Avere creato l’associazione “Insieme Per l’Otosclerosi” ha, infatti, dato modo, a chi entrava nel gruppo Facebook con un falso profilo perché si vergognava di confessare di soffrire di questa malattia, di dire che non sentiva bene o addirittura per niente, di uscire allo scoperto condividendo la propria esperienza con altri,
«In pochi anni ho scoperto che a Castellammare del Golfo ci sono circa cento persone che soffrono di sordità – dice ancora Daniela Barone – e la metà è affetta da Otosclerosi. Saperlo mi ha dato coraggio e la voglia di fare tanto. Ovviamente le difficoltà sono numerose, come il fare i conti con il fatto che, se non senti più alcuni suoni, non li sentirai più. Purtroppo, la memoria uditiva, dopo tanto tempo, li cancella. Io, per esempio, ho perso la direzione dei suoni nel senso che, se scoppia una bomba, non so da che parte scappare. Si tratta di una distrofia delle ossicine che si trovano dentro l’orecchio. Praticamente sono quelle più piccole di tutto il corpo e l’operazione di microchirurgia, l’unica che si può eseguire, non è facile. Io l’ho fatta con il professore Pasanisi e non è stata una passeggiata. Nel gruppo Facebook consigliamo chi sa e chi non sa trattare questa malattia, le cui conseguenze sono anche gli acufeni, rumori fantasmi che sente la maggior parte di chi ne soffre. Anche da piccola sentivo fischi, cicale in lontananza, ma nessuno mi credeva. Non ho mai capito perché. La musica, per esempio, la capisco solo se conosco il brano perché vado a memoria. Soffriamo anche di iperacusia, che ci porta a non potere stare nei luoghi affollati a causa dei rumori che arrivano in maniera aggressiva».
La formazione alla base del lavoro che porta avanti l’associazione, della quale oggi fanno parte circa 20 volontari di età compresa tra i 30 e i 40 anni,
«Attraverso la sinergia che circola tra tutti noi, si cerca di sconfiggere prima di tutto la vergogna di chi non ce la fa ad ammettere di non sentire per paura di essere stigmatizzato come “sordo”. Non tutti hanno la forza di reagire. Contestuale l’interazione con gli specialisti per cercare di capire a che punto è la ricerca di una cura. Cerchiamo anche di scoprire cosa succede in altri paesi, anche se ci siamo accorti che in Italia siamo molto più avanti da tanti punti di vista».

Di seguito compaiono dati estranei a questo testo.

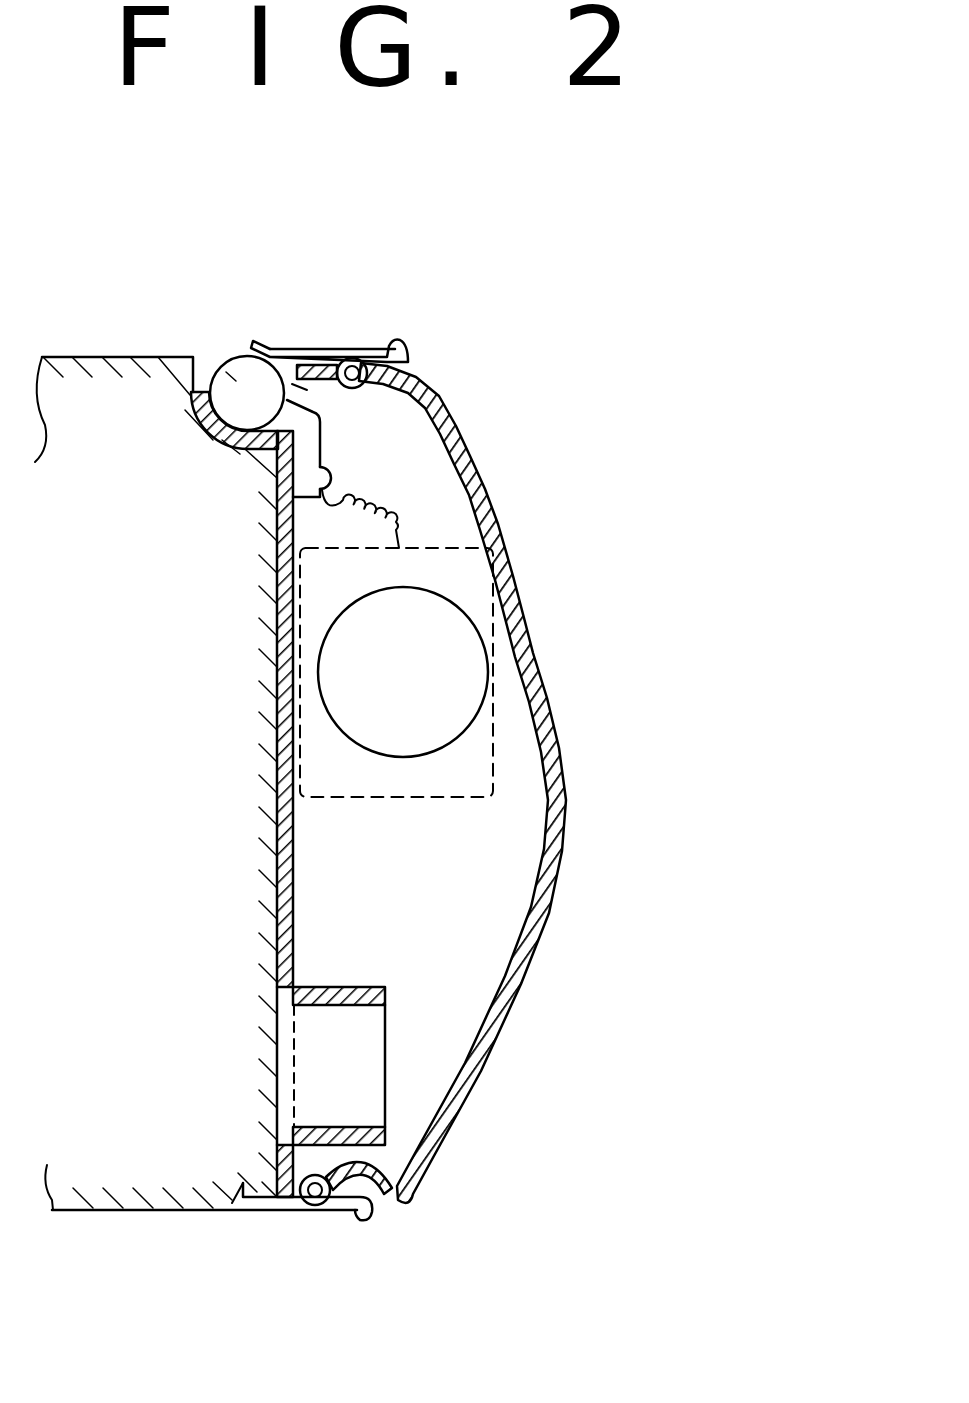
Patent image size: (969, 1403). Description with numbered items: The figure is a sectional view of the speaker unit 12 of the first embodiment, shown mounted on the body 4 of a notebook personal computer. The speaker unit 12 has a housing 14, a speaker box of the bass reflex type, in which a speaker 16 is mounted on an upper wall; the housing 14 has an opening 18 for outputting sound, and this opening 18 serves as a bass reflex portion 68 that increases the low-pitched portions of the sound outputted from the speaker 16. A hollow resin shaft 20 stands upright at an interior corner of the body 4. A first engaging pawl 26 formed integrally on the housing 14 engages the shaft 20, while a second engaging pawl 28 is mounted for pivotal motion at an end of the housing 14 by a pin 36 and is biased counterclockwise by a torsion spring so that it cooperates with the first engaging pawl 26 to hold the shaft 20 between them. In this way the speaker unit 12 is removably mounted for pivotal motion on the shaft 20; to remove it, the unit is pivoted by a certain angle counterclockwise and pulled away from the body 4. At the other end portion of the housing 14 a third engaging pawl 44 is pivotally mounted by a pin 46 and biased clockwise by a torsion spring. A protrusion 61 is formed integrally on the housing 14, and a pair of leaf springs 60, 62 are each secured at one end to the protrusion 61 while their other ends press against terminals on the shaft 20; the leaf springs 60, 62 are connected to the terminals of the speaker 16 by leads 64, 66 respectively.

The body 4 is at (98, 1212).
The speaker unit 12 is at (574, 783).
The housing 14 is at (620, 748).
The speaker 16 is at (453, 670).
The opening 18 is at (288, 1060).
The hollow shaft 20 is at (222, 368).
The first engaging pawl 26 is at (207, 437).
The second engaging pawl 28 is at (410, 352).
The pin 36 is at (353, 358).
The third engaging pawl 44 is at (252, 1205).
The pin 46 is at (320, 1207).
The leaf spring 60 is at (473, 440).
The leaf spring 62 is at (321, 433).
The protrusion 61 is at (334, 477).
The lead 64 is at (524, 519).
The lead 66 is at (405, 497).
The bass reflex portion 68 is at (370, 1062).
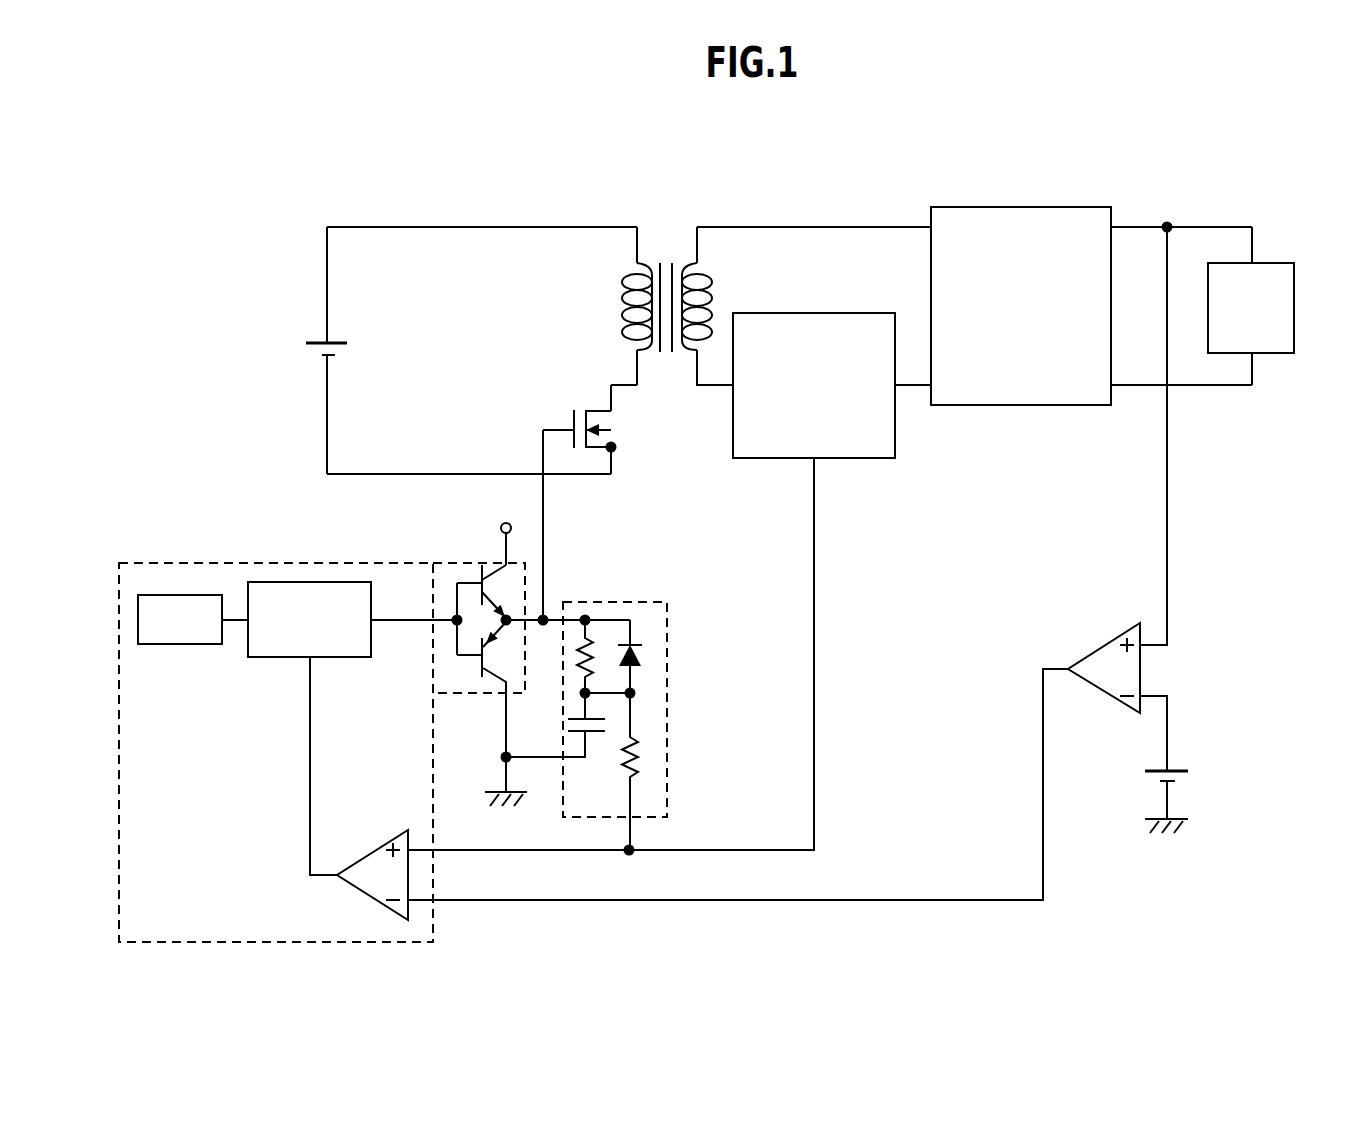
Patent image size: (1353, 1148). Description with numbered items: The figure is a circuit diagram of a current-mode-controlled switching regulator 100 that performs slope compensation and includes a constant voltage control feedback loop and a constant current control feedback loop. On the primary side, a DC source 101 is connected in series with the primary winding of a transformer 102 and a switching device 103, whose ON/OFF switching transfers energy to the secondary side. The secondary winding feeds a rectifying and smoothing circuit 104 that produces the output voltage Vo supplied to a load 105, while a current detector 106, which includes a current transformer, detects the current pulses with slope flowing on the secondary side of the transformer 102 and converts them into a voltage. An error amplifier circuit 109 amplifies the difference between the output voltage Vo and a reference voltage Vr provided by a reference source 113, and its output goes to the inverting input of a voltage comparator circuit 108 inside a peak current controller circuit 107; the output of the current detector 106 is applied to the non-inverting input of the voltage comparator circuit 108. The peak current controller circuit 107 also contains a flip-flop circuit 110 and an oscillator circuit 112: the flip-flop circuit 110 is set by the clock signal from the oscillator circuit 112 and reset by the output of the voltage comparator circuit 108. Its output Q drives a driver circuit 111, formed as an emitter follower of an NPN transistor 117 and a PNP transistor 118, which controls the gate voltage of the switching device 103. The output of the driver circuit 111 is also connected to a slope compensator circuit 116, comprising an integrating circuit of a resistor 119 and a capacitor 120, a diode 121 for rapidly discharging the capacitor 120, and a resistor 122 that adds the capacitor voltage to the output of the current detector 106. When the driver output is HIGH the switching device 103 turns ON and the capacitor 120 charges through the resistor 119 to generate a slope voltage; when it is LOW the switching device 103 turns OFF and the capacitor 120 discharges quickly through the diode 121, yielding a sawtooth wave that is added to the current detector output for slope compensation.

The switching regulator 100 is at (941, 131).
The DC power source 101 is at (306, 341).
The transformer 102 is at (657, 262).
The switching device 103 is at (583, 412).
The rectifying and smoothing circuit 104 is at (1027, 207).
The load 105 is at (1275, 263).
The current detector 106 is at (813, 312).
The peak current controller circuit 107 is at (177, 577).
The voltage comparator circuit 108 is at (369, 849).
The error amplifier circuit 109 is at (1095, 646).
The flip-flop circuit 110 is at (282, 660).
The driver circuit 111 is at (446, 585).
The oscillator circuit 112 is at (183, 646).
The reference voltage source 113 is at (1180, 770).
The slope compensator circuit 116 is at (637, 598).
The NPN transistor 117 is at (500, 563).
The PNP transistor 118 is at (498, 681).
The resistor 119 is at (590, 640).
The capacitor 120 is at (597, 733).
The diode 121 is at (643, 653).
The resistor 122 is at (643, 750).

Una rete che lavora sul territorio promuovendo pratiche positive, come i premi d’arte, di poesia e i laboratori che consentono di creare relazioni e combattere due condizioni che vanno a braccetto, la sordità e la depressione, contro cui si combatte ogni giorno.
«Grazie al sostegno di Fondazione CON IL SUD contiamo di pubblicare la raccolta di poesie, ma vogliamo anche organizzare per il prossimo anno un altro convegno nazionale per affrontare gli aspetti psicologici della sordità. Gli stessi psicologi non sanno quasi niente di sordità, infatti molti di loro vorrebbero capirne di più. Non ci arrendiamo perché sappiamo, che possiamo essere fondamentali nel percorso di vita di chi ancora non ha il coraggio di uscire dal buio nel quale vive, ispirandolo e spingendolo a combattere per farcela. È sempre l’unione che fa e dà la forza».